Wednesday, December 4, 2013

Diagnosis, Schmiagnosis

This is my brain. All the white spots are lesions...that's MS.
Two weeks ago today I received the shock of my life—I have MS.

Of course, I freaked out. I broke down and cried in the doctor's office and in the lobby of the doctor's building. I cried in Whole Foods while talking with my sister. I cried and drove. I wept on the phone to my daughter. I prayed and sobbed. I laid in bed and wept. Woke up, went to my knees and cried some more. But, I refused to let anyone else see me feel sorry for myself. I don't want to be perceived as anything but strong.

I am strong.

But, I cry. I come from a long line of criers. Most of my siblings and my parents cry easily. We're not a bunch of babies, we're just sensitive. I'm a sympathy cryer. If I even sense someone is on the verge of tears, I well up.

This crying has been different.

I'm in mourning for the life I thought I was going to have. I don't want to be considered sick. I'm crying for doing this to my family. Could I have prevented it?

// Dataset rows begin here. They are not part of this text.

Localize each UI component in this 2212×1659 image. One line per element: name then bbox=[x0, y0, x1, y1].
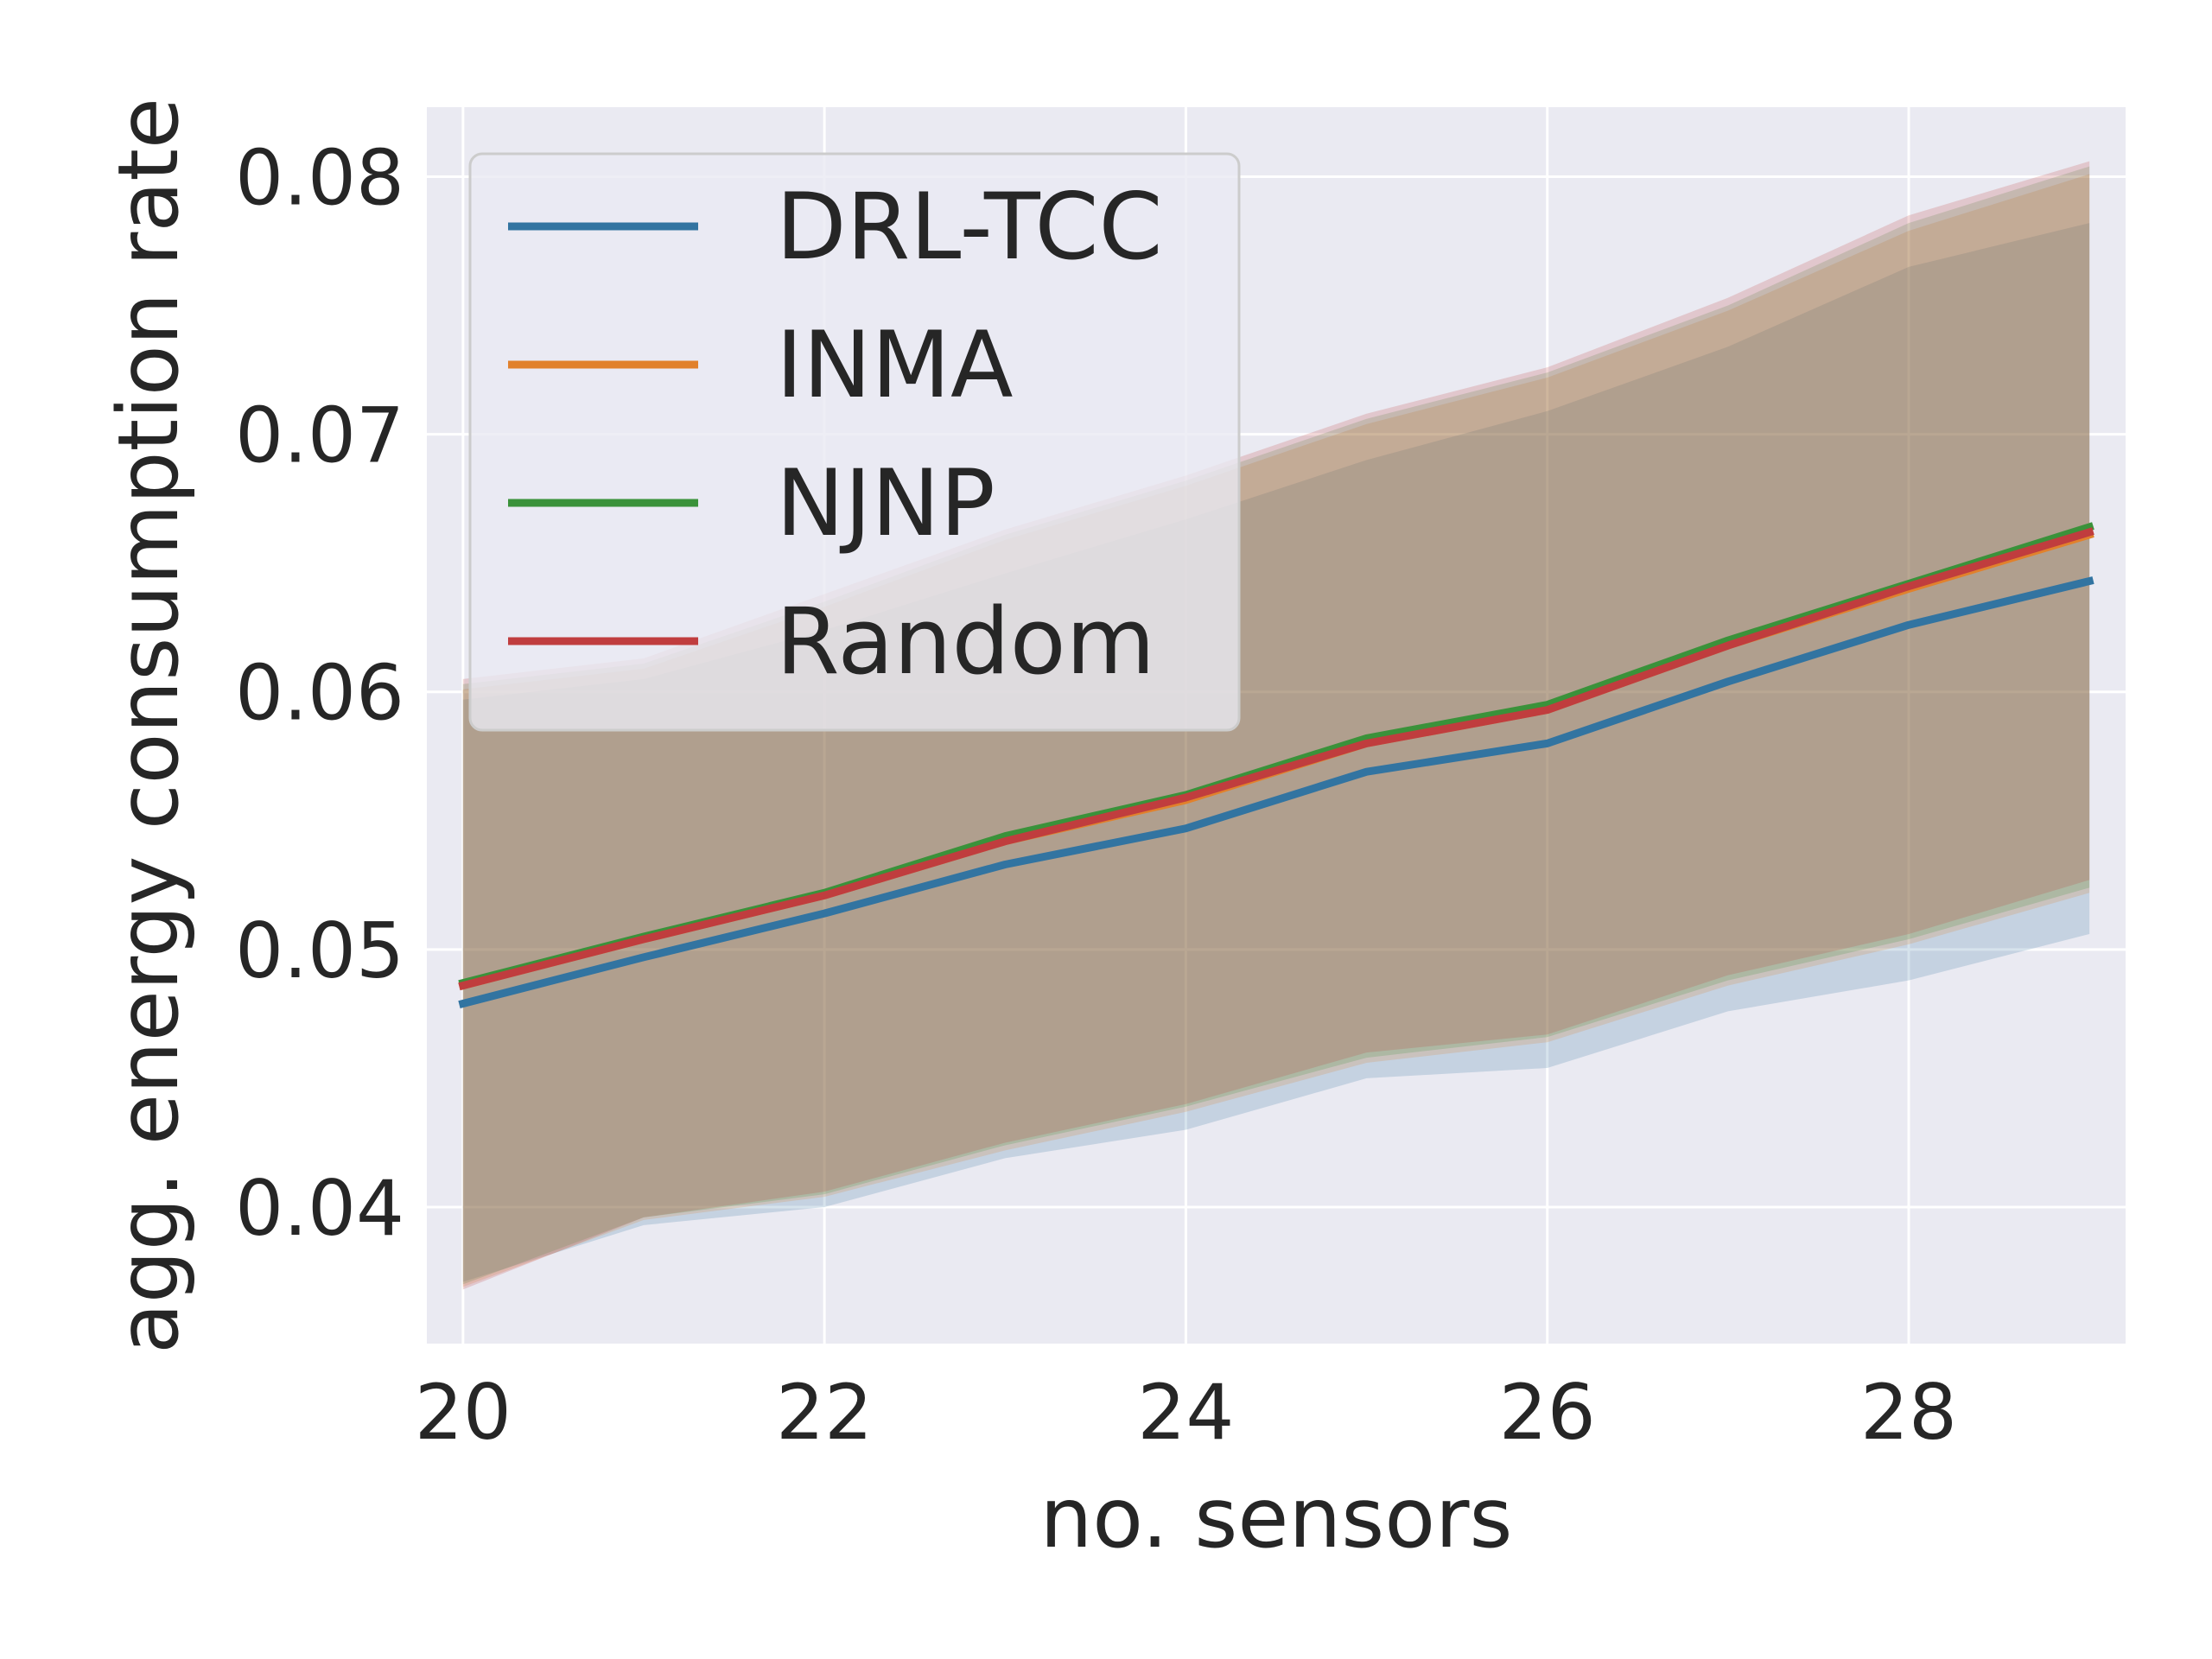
legend-frame bbox=[468, 152, 1241, 732]
y-tick-label: 0.04 bbox=[235, 1164, 404, 1253]
y-tick-label: 0.05 bbox=[235, 906, 404, 995]
band-njnp bbox=[462, 166, 2090, 1285]
y-axis-ticks: 0.04 0.05 0.06 0.07 0.08 bbox=[235, 133, 404, 1253]
y-tick-label: 0.08 bbox=[235, 133, 404, 222]
y-tick-label: 0.07 bbox=[235, 391, 404, 480]
series-lines bbox=[458, 522, 2094, 1008]
legend-label-inma: INMA bbox=[776, 312, 1014, 418]
x-axis-ticks: 20 22 24 26 28 bbox=[415, 1368, 1957, 1457]
legend-label-njnp: NJNP bbox=[776, 450, 995, 556]
legend-label-random: Random bbox=[776, 588, 1155, 695]
band-drl-tcc bbox=[462, 223, 2090, 1282]
y-axis-label: agg. energy consumption rate bbox=[100, 98, 197, 1354]
x-tick-label: 24 bbox=[1137, 1368, 1234, 1457]
legend-label-drl-tcc: DRL-TCC bbox=[776, 174, 1163, 280]
x-axis-label: no. sensors bbox=[1039, 1470, 1512, 1567]
x-tick-label: 22 bbox=[776, 1368, 873, 1457]
x-tick-label: 20 bbox=[415, 1368, 512, 1457]
band-inma bbox=[462, 174, 2090, 1287]
line-random bbox=[458, 527, 2094, 991]
confidence-bands bbox=[462, 161, 2090, 1290]
x-tick-label: 26 bbox=[1499, 1368, 1596, 1457]
band-random bbox=[462, 161, 2090, 1290]
line-drl-tcc bbox=[458, 576, 2094, 1008]
legend: DRL-TCC INMA NJNP Random bbox=[468, 152, 1241, 732]
x-tick-label: 28 bbox=[1860, 1368, 1957, 1457]
y-tick-label: 0.06 bbox=[235, 649, 404, 738]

I cried for the scary stuff all the MS patients told me they've been through while I was getting steroid infusions. I don't want that life!

I fought so hard to overcome adrenal fatigue. I have been so good at eating right, taking supplements, exercising and doing everything possible to be healthy. It doesn't feel fair that I have to fight this stupid MS for life!

I am fierce and I will fight.

I won't be labeled: "She's the woman with MS...she used to be so active, poor thing." I don't want people to treat me differently, look at me differently or exclude me from things because they think I shouldn't or couldn't.

One friend told me she saw me carrying my four-year-old child and was mad that I wasn't "taking it easy." That just made me angry. I will carry my child until I absolutely can't. I don't want to be told what I can't do.

I can.

I may have MS, but MS doesn't have me.